Julian Kingston, a senior Electrical Engineering major and the founding member and President of the Global Innovation Team (now known as CentriSeed Innovations), has a special place in his heart for the iCREATE Innovation Lab. He found iCREATE while he was going through a rough time in his college career when he struggled with his major.
Julian describes the entirety of his college experience as a roller coaster, sophomore year being the steepest hill. “I was dead. My life was school, eat, and sleep.” Going into engineering, he felt as though it was all theory and that it didn’t feel applicable to things in real life, or anything he wanted to do when he originally entered college. Julian spent his sophomore year Spring Break pondering and contemplating plans for the rest of his life before he realized, “I wanted to go abroad and change people’s lives.” His personal and professional journey surrounded his feelings of finding his purpose.
Actively working on building and forming something, Julian pursued forming a new club, at the time Global Innovation Team, with two other colleagues. The Engineers Without Borders chapter on campus was closing and shutting down and all of its eboard members were leaving. Julian wanted to do something more to continue the valuable work they did. Global Innovation Team was born.
“I came and met David [Ecker] at the Innovation Lab and we were discussing entrepreneurship and what ideas I could implement, when suddenly Dave told me to stop talking during the meeting. Dave took the time to show me what others wouldn’t. He saw that potential in me, and that I was someone ready to go do something, but I needed some concrete ideas. I’m never not prepared now.”
Trying to bring a club to life is no easy task. It takes effort split amongst the founding members who push for it, taking up days and nights, and as Julian describes, “like an internship taking up to 10-20 hours a week.”
“I was thinking, ‘I have no idea why I’m in college right now.’ I would’ve dropped out of school. I had no motivation, incredibly hard classes. I didn’t enjoy it the way I thought I would.
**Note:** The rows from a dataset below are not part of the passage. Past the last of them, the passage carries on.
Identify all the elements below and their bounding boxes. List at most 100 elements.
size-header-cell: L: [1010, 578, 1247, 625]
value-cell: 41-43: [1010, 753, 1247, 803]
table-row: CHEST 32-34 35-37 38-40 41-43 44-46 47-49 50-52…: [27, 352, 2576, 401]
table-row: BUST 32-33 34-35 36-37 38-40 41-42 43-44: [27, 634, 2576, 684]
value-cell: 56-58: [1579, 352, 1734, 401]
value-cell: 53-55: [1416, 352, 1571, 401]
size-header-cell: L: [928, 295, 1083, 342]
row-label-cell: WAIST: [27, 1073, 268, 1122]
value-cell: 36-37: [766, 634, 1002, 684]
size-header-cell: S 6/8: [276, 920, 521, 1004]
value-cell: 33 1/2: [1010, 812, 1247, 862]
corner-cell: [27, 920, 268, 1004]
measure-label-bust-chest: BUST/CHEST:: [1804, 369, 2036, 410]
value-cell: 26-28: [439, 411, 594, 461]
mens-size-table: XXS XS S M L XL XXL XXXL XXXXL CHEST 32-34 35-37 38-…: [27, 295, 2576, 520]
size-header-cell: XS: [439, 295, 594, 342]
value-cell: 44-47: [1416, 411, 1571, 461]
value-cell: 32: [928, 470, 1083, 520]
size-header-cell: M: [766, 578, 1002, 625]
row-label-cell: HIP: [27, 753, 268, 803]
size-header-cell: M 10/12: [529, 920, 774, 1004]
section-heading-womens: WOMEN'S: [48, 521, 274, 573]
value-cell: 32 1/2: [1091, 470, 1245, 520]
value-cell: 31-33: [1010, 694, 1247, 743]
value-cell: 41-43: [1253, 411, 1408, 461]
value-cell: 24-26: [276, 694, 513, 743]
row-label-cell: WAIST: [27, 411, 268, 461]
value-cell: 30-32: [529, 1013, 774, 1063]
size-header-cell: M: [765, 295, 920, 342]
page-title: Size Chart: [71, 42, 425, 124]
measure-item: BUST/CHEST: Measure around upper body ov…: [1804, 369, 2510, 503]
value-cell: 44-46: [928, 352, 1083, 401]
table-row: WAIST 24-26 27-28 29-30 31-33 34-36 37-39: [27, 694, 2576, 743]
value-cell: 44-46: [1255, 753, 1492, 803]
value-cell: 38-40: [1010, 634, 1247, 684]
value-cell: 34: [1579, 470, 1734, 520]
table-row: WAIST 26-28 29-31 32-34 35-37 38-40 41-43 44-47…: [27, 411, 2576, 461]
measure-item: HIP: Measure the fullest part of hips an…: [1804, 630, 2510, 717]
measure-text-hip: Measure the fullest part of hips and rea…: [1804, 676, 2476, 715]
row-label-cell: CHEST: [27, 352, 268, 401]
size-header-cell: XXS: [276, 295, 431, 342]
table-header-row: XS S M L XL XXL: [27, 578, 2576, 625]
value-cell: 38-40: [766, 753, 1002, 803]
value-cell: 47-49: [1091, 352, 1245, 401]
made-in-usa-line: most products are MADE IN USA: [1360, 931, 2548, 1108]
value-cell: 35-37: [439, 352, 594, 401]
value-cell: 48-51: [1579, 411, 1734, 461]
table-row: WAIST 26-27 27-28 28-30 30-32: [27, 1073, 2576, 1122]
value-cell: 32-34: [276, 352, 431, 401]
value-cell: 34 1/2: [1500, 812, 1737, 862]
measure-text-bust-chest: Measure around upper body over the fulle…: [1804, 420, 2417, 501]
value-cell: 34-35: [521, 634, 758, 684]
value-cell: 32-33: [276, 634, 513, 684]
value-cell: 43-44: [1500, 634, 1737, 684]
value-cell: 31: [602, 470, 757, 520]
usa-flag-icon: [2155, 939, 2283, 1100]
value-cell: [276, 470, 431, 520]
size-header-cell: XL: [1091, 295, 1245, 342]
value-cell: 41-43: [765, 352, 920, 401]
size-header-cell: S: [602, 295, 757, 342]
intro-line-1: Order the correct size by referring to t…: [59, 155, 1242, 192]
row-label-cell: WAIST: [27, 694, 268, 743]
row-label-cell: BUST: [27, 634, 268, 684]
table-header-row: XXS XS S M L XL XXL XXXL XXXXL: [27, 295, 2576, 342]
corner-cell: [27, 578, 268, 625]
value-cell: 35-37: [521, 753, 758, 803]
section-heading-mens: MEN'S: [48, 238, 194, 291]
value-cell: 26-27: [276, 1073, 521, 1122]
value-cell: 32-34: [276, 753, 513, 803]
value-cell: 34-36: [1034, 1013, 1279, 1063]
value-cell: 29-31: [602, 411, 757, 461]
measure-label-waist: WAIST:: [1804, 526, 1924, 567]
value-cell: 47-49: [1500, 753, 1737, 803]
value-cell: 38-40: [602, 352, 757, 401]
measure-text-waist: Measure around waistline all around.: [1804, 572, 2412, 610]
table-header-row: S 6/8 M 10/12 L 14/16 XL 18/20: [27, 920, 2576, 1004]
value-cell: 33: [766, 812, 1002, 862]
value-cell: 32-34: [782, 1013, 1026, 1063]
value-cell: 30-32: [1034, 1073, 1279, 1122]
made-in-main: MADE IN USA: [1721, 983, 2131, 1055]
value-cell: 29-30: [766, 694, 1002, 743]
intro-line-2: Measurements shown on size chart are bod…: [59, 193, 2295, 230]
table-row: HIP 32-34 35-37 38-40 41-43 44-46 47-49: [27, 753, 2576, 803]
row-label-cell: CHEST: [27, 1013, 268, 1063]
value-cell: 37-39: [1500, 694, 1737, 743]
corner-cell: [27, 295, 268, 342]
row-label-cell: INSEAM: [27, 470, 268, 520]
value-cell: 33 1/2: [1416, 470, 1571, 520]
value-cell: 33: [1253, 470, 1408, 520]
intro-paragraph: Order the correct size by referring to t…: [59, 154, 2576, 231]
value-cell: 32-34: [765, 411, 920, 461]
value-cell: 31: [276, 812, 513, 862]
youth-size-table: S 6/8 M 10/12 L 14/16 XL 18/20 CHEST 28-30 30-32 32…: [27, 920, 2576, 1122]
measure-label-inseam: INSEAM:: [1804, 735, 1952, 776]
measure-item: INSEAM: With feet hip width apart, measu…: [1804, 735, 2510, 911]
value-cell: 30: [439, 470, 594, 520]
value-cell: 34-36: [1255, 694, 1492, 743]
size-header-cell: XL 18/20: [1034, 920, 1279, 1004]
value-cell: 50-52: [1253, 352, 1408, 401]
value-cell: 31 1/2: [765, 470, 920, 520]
Becoming an e-board member, being president, having people depend on me, having this responsibility, finding iCREATE’s Innovation Lab – all this gave me meaning to my college experience, and it gave me a purpose to me being here. I thought I was wasting my time in my major.”
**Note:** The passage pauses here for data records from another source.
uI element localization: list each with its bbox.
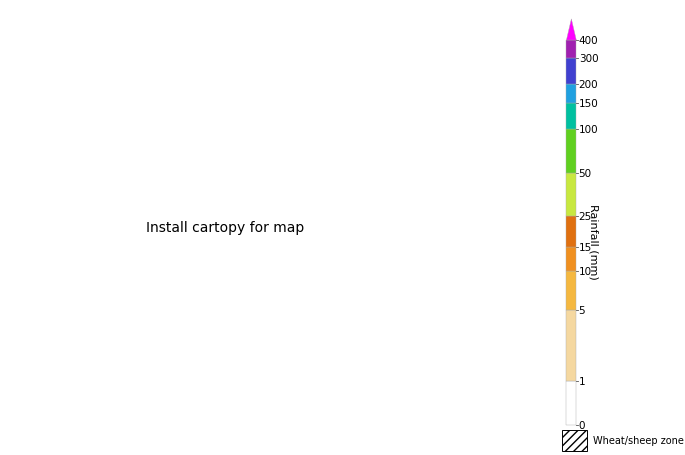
Text: 200: 200 [579,80,598,90]
Bar [566,129,576,173]
Text: 150: 150 [579,99,599,109]
Bar [566,217,576,248]
Bar [566,248,576,272]
Text: 10: 10 [579,267,592,277]
Bar [566,85,576,104]
Bar [566,310,576,381]
Bar [566,173,576,217]
Text: 0: 0 [579,420,585,430]
Text: 100: 100 [579,124,598,134]
Text: Install cartopy for map: Install cartopy for map [145,221,304,234]
Text: 300: 300 [579,54,598,64]
Text: 50: 50 [579,168,592,178]
Text: Rainfall (mm): Rainfall (mm) [589,203,599,278]
Polygon shape [566,20,576,41]
Bar [566,272,576,310]
Bar [566,59,576,85]
Text: 5: 5 [579,305,585,315]
Text: 15: 15 [579,243,592,253]
Text: 400: 400 [579,36,598,46]
Bar [566,381,576,425]
Bar [562,430,586,450]
Text: 1: 1 [579,376,585,386]
Text: Wheat/sheep zone: Wheat/sheep zone [593,435,684,445]
Bar [566,41,576,59]
Text: 25: 25 [579,212,592,222]
Bar [566,104,576,129]
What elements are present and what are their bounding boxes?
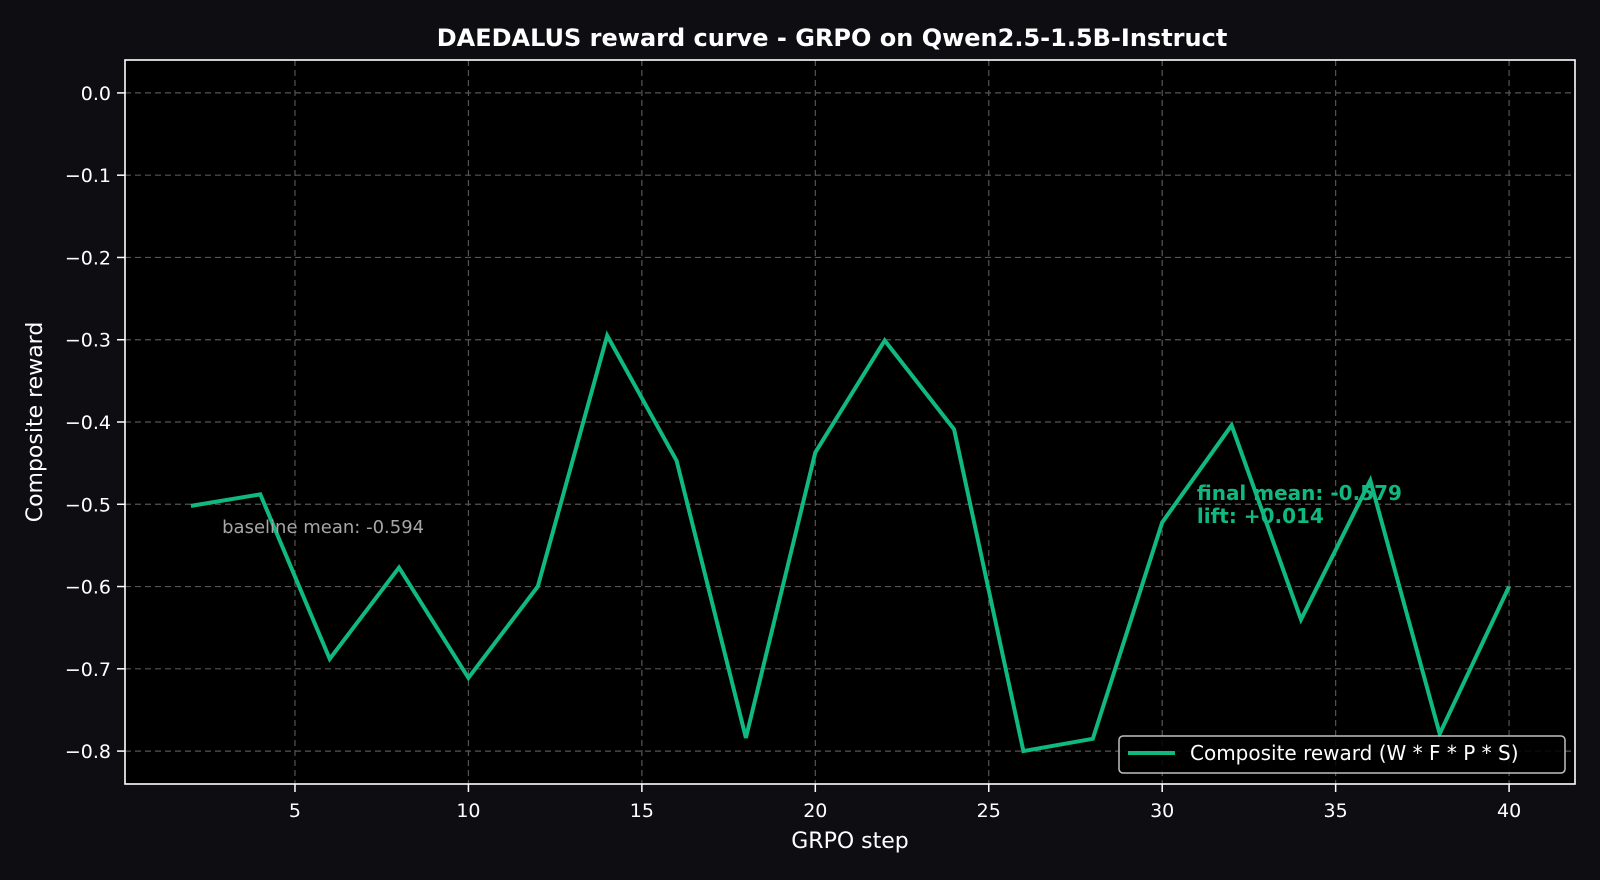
x-tick-label: 15 — [630, 800, 654, 822]
legend-box — [1118, 735, 1566, 774]
x-tick-label: 30 — [1150, 800, 1174, 822]
y-axis-ticks: 0.0 −0.1 −0.2 −0.3 −0.4 −0.5 −0.6 −0.7 −0.8 — [65, 83, 125, 763]
annotations: baseline mean: -0.594 final mean: -0.579l… — [222, 481, 1402, 538]
y-tick-label: −0.3 — [65, 330, 111, 352]
y-tick-label: −0.6 — [65, 577, 111, 599]
legend-label: Composite reward (W * F * P * S) — [1190, 741, 1519, 765]
y-tick-label: −0.7 — [65, 659, 111, 681]
y-tick-label: −0.1 — [65, 165, 111, 187]
x-tick-label: 5 — [289, 800, 301, 822]
x-tick-label: 40 — [1497, 800, 1521, 822]
baseline-mean-annotation: baseline mean: -0.594 — [222, 517, 424, 538]
y-tick-label: −0.4 — [65, 412, 111, 434]
x-tick-label: 25 — [977, 800, 1001, 822]
y-tick-label: −0.5 — [65, 494, 111, 516]
y-tick-label: 0.0 — [81, 83, 111, 105]
chart-title: DAEDALUS reward curve - GRPO on Qwen2.5-… — [437, 24, 1228, 52]
y-tick-label: −0.8 — [65, 741, 111, 763]
series-layer — [190, 330, 1511, 754]
series-line-composite-reward — [190, 330, 1511, 754]
x-axis-label: GRPO step — [791, 829, 909, 854]
x-tick-label: 20 — [803, 800, 827, 822]
x-axis-ticks: 5 10 15 20 25 30 35 40 — [289, 784, 1521, 822]
y-tick-label: −0.2 — [65, 247, 111, 269]
x-tick-label: 10 — [456, 800, 480, 822]
legend: Composite reward (W * F * P * S) — [1118, 735, 1566, 774]
final-mean-annotation: final mean: -0.579 — [1197, 481, 1402, 505]
lift-annotation: lift: +0.014 — [1197, 504, 1324, 528]
y-axis-label: Composite reward — [23, 322, 48, 523]
x-tick-label: 35 — [1324, 800, 1348, 822]
grid-lines — [125, 60, 1575, 784]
iCREATE’s Innovation Lab was where the members of CentriSeed Innovation made their first moves and projects. They have since worked on Roth Pond’s restoration, the Nobel Halls sustainable garden, campus-wide waste management, a bicycle generator, and many others. They have grown on campus and helped to improve the community. “iCREATE’s Innovation Lab was the space of choice to build and work on projects because of it’s open, welcoming environment. There are not many places like that, especially on campus, that will support us. They supported growth, failure, and allowed us to keep trying and working.”
“The worst part of being on this roller coaster is that you don’t know when the bumps are coming, but this is what made me realize – the roller coaster is kinda fun,” Julian said.
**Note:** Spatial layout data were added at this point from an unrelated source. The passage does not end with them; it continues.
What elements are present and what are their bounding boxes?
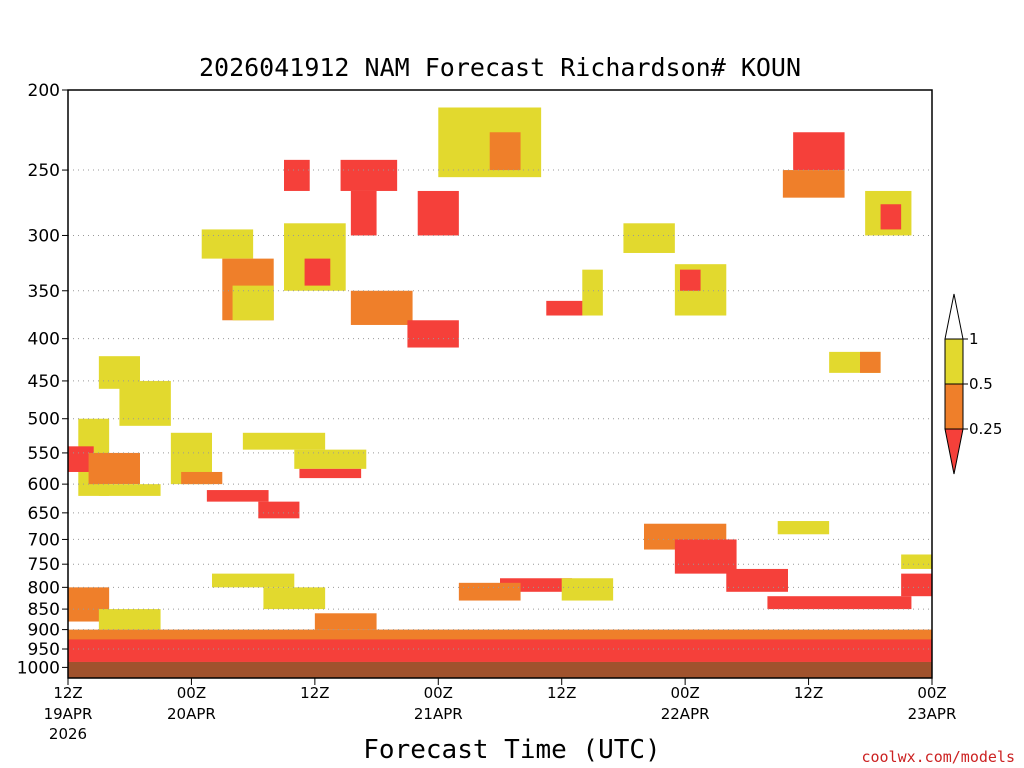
- y-tick-label: 600: [28, 475, 60, 495]
- ri-region-mid: [458, 582, 521, 601]
- x-tick-time: 12Z: [794, 684, 823, 702]
- x-tick-year: 2026: [49, 725, 87, 743]
- ri-region-low: [674, 539, 737, 574]
- ri-region-high: [98, 484, 161, 496]
- y-tick-label: 700: [28, 530, 60, 550]
- x-tick-date: 20APR: [167, 705, 216, 723]
- legend-bin-yellow: [944, 338, 964, 385]
- y-tick-label: 350: [28, 282, 60, 302]
- y-tick-label: 300: [28, 226, 60, 246]
- x-tick-time: 00Z: [177, 684, 206, 702]
- y-tick-label: 950: [28, 640, 60, 660]
- ri-region-low: [417, 190, 459, 236]
- pressure-gridlines: [68, 169, 932, 668]
- x-tick-time: 00Z: [917, 684, 946, 702]
- y-tick-label: 200: [28, 81, 60, 101]
- ri-region-low: [546, 300, 588, 316]
- legend-label: 0.5: [969, 375, 993, 393]
- legend-bin-red-triangle: [944, 428, 964, 475]
- ri-region-mid: [181, 471, 223, 485]
- ri-region-high: [263, 587, 326, 610]
- ri-region-low: [68, 637, 932, 662]
- y-tick-label: 550: [28, 444, 60, 464]
- ri-region-low: [284, 159, 310, 191]
- y-axis: 200 250 300 350 400 450 500 550 600 650 700 750 8008…: [17, 81, 68, 678]
- ri-region-high: [582, 269, 603, 316]
- ri-region-high: [201, 229, 254, 259]
- ri-region-high: [438, 107, 542, 178]
- ri-region-high: [901, 554, 932, 569]
- x-tick-date: 22APR: [661, 705, 710, 723]
- x-axis: 12Z 19APR 2026 00Z 20APR 12Z 00Z 21APR 12Z 00Z 22A…: [44, 678, 957, 743]
- y-tick-label: 850: [28, 600, 60, 620]
- ground-layer: [68, 661, 932, 678]
- y-tick-label: 800: [28, 578, 60, 598]
- x-tick-time: 12Z: [300, 684, 329, 702]
- y-tick-label: 400: [28, 330, 60, 350]
- chart-title: 2026041912 NAM Forecast Richardson# KOUN: [199, 53, 801, 82]
- credit-text[interactable]: coolwx.com/models: [861, 748, 1015, 766]
- heatmap-cells: [68, 107, 932, 662]
- y-tick-label: 650: [28, 504, 60, 524]
- ri-region-low: [340, 159, 398, 191]
- ri-region-low: [726, 568, 788, 592]
- x-tick-time: 00Z: [670, 684, 699, 702]
- y-tick-label: 1000: [17, 658, 60, 678]
- ri-region-low: [350, 190, 377, 236]
- x-tick-date: 19APR: [44, 705, 93, 723]
- ri-region-mid: [350, 290, 413, 325]
- plot-frame: [67, 89, 933, 679]
- legend-label: 1: [969, 330, 979, 348]
- x-axis-label: Forecast Time (UTC): [363, 735, 660, 765]
- ri-region-high: [242, 432, 326, 450]
- x-tick-time: 00Z: [424, 684, 453, 702]
- ri-region-low: [299, 468, 362, 479]
- y-tick-label: 250: [28, 161, 60, 181]
- ri-region-low: [793, 132, 845, 171]
- ground-fill: [68, 661, 932, 678]
- ri-region-mid: [68, 629, 932, 640]
- x-tick-time: 12Z: [53, 684, 82, 702]
- ri-region-low: [880, 204, 902, 230]
- ri-region-mid: [860, 351, 881, 373]
- ri-region-high: [294, 449, 367, 469]
- ri-region-high: [232, 285, 274, 321]
- y-tick-label: 900: [28, 621, 60, 641]
- y-tick-label: 500: [28, 410, 60, 430]
- x-tick-time: 12Z: [547, 684, 576, 702]
- ri-region-low: [304, 258, 331, 286]
- y-tick-label: 450: [28, 372, 60, 392]
- ri-region-high: [561, 578, 614, 601]
- ri-region-high: [98, 609, 161, 630]
- ri-region-high: [623, 223, 675, 253]
- ri-region-low: [680, 269, 701, 291]
- ri-region-mid: [489, 132, 521, 171]
- ri-region-mid: [782, 170, 845, 198]
- ri-region-low: [767, 596, 912, 610]
- y-tick-label: 750: [28, 555, 60, 575]
- x-tick-date: 21APR: [414, 705, 463, 723]
- ri-region-low: [901, 573, 932, 597]
- legend-label: 0.25: [969, 420, 1002, 438]
- ri-region-low: [258, 501, 300, 519]
- legend-bin-orange: [944, 383, 964, 430]
- x-tick-date: 23APR: [908, 705, 957, 723]
- ri-region-low: [407, 320, 459, 348]
- ri-region-mid: [88, 452, 140, 485]
- ri-region-low: [206, 490, 269, 502]
- ri-region-high: [212, 573, 295, 588]
- color-legend: 1 0.5 0.25: [944, 293, 1002, 475]
- ri-region-mid: [314, 613, 377, 630]
- ri-region-high: [777, 521, 830, 535]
CentriSeed Innovation has grown from his original group of 3-4 people in his sophomore and junior year to an average of 30 people who come to each general body meeting now. “It’s a full time job. Starting a club isn’t as fancy or pretty as it sounds.” The name change is to support the growth of the club so that it can continue to expand. “It’s a three part name. It’s the center of innovation, and beginning of new ideas to sprout.” Julian wants Centriseed Innovation to reach and flourish on other college campuses as well.
As Julian graduates this May 2017 with his Electrical Engineering degree, he is excited and confident about his plans moving forward with the skills he has acquired in Electrical Engineering and leadership.